Reload launches Epic to bring shared memory and structure to AI agents
The start-up says AI agents now work like teammates, prompting the creation of Epic, a tool that preserves system context across coding environments.
Founders of the Reload platform say AI is moving from simple automation toward something closer to teamwork.
Newton Asare and Kiran Das noticed that AI agents were completing tasks normally handled by employees, which pushed them to design a system that treats digital workers as part of a company’s structure instead of disposable tools.
Their platform, Reload, offers a way for organisations to manage these agents across departments, assign responsibilities and monitor performance. The firm has secured 2.275 million dollars in new funding led by Anthemis with several other investors joining the round.
The shift toward agent-driven development exposed a recurring limitation. Most agents retain only short-term memory, which means they often lose context about a product or forget why a task matters.
Reload’s answer is Epic, a new product built on its platform that acts as an architect alongside coding agents. Epic defines requirements and constraints at the start of a project, then continuously preserves the shared understanding that agents need as software evolves.

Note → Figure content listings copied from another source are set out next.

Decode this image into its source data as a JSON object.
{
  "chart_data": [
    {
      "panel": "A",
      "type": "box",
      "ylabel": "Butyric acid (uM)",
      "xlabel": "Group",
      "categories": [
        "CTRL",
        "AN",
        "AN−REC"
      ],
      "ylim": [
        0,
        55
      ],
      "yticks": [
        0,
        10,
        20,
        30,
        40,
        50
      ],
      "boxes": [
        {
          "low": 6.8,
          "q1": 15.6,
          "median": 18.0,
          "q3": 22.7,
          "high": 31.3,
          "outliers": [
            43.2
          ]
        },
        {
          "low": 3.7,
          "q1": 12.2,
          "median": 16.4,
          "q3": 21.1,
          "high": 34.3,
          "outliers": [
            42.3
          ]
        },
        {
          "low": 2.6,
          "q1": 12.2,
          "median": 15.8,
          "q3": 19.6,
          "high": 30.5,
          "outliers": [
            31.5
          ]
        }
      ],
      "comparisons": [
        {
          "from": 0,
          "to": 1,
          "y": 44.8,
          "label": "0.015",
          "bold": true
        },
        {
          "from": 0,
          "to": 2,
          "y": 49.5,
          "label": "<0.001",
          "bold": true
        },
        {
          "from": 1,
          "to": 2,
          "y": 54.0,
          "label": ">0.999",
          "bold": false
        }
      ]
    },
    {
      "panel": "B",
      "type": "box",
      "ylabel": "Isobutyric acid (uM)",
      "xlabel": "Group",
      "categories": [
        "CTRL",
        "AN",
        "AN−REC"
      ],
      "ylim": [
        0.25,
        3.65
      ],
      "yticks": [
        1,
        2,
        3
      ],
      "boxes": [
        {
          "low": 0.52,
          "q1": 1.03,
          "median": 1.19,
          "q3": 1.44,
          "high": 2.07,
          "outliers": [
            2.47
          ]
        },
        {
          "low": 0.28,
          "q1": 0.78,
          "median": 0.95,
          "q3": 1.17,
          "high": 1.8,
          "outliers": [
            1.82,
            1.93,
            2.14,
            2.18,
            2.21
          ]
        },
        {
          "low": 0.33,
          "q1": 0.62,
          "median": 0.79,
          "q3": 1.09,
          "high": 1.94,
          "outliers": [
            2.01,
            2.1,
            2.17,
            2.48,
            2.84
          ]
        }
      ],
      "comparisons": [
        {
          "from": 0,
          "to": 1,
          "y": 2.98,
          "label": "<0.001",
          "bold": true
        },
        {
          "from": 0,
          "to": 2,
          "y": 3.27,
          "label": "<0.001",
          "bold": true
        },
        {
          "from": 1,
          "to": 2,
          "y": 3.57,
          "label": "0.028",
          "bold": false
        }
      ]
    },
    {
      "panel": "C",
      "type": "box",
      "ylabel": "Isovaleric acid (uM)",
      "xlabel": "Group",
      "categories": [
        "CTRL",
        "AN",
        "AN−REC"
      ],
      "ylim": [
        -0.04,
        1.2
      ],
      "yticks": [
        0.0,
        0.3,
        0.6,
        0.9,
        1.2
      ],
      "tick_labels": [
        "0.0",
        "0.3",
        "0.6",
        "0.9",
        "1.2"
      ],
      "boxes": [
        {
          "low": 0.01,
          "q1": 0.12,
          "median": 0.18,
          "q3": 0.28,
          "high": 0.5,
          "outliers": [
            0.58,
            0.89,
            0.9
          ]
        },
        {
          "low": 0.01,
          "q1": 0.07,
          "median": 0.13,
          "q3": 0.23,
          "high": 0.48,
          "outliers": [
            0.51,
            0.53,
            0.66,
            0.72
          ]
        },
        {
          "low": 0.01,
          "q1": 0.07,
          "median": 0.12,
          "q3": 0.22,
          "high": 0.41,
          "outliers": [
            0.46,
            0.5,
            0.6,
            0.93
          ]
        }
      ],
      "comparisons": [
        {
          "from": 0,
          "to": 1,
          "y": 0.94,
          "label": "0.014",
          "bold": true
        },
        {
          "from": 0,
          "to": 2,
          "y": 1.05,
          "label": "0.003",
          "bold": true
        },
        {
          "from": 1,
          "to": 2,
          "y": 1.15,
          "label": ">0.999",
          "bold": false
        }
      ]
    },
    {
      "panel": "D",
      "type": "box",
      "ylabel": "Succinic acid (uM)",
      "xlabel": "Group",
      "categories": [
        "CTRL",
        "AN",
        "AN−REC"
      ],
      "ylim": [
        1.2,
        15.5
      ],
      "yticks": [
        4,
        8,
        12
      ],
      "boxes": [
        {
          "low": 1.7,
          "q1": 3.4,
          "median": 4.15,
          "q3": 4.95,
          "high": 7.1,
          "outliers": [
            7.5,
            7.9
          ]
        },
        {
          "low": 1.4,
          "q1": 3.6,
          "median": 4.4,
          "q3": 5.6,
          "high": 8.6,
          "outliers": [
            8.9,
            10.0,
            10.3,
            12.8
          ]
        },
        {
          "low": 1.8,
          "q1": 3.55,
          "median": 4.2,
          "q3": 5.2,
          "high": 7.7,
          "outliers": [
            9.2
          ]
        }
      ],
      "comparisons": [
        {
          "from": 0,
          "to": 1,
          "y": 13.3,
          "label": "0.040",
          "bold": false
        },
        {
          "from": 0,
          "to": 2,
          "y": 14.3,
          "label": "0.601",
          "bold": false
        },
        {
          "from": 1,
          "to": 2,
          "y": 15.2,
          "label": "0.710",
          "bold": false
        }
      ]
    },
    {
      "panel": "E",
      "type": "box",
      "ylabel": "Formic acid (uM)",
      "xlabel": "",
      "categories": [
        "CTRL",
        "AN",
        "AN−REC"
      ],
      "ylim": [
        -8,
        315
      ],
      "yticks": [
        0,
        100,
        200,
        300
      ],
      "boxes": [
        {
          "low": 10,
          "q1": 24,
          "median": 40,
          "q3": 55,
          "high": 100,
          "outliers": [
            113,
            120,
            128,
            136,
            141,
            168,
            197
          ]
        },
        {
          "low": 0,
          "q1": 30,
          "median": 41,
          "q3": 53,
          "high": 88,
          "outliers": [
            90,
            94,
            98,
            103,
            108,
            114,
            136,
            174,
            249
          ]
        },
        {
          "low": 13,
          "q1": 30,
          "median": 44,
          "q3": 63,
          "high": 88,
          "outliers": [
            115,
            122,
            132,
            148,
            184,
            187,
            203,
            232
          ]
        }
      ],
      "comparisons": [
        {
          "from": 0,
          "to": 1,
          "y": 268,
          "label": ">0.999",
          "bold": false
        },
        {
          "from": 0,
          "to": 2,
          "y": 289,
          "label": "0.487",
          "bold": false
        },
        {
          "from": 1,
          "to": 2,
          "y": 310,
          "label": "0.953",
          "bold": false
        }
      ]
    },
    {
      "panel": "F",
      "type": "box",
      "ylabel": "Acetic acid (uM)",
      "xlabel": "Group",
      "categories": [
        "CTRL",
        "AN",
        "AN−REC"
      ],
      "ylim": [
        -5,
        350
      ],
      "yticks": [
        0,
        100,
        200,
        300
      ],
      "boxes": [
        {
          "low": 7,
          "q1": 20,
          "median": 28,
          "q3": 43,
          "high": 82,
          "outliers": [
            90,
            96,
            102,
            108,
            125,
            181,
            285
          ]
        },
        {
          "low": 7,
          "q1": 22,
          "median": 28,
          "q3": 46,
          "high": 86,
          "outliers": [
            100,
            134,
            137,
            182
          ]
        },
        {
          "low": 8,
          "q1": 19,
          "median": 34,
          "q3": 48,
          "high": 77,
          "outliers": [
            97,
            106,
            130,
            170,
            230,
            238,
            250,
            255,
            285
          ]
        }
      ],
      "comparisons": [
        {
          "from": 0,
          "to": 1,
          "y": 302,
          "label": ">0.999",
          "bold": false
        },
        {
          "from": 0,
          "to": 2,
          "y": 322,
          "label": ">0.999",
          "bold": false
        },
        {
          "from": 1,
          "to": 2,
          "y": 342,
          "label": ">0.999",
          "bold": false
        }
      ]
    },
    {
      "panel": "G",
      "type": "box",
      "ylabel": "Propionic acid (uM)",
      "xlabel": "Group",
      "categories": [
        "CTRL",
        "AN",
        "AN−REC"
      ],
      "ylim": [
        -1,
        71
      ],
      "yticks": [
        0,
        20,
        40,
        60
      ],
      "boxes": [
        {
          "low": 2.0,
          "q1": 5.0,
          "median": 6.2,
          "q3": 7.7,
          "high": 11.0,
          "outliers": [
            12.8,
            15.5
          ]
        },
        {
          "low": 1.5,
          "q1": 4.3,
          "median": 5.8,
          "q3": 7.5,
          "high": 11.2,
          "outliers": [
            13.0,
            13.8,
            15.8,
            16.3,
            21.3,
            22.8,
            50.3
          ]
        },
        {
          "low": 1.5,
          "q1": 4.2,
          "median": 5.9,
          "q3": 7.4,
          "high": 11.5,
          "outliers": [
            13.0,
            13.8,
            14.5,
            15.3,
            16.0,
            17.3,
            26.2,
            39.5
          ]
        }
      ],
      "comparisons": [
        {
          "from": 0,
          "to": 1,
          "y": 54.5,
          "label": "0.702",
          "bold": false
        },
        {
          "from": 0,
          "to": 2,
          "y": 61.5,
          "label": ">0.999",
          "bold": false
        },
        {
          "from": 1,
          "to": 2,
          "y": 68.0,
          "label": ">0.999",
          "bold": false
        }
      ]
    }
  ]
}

Epic integrates with popular AI-assisted code editors such as Cursor and Windsurf, allowing developers to keep a consistent system memory without changing their workflow.
The tool generates key project artefacts from the outset, including data models and technical decisions, then carries them forward even when teams switch agents. It creates a single source of truth so that engineers and digital workers develop against the same structure.
Competing systems such as LongChain and CrewAI also offer support for managing agents, but Reload argues that Epic’s ability to maintain project-level context sets it apart.
Asare and Das, who already built and sold a previous company together, plan to use the fresh capital to grow their team and expand the infrastructure needed for a future in which human workers manage AI employees instead of the other way around.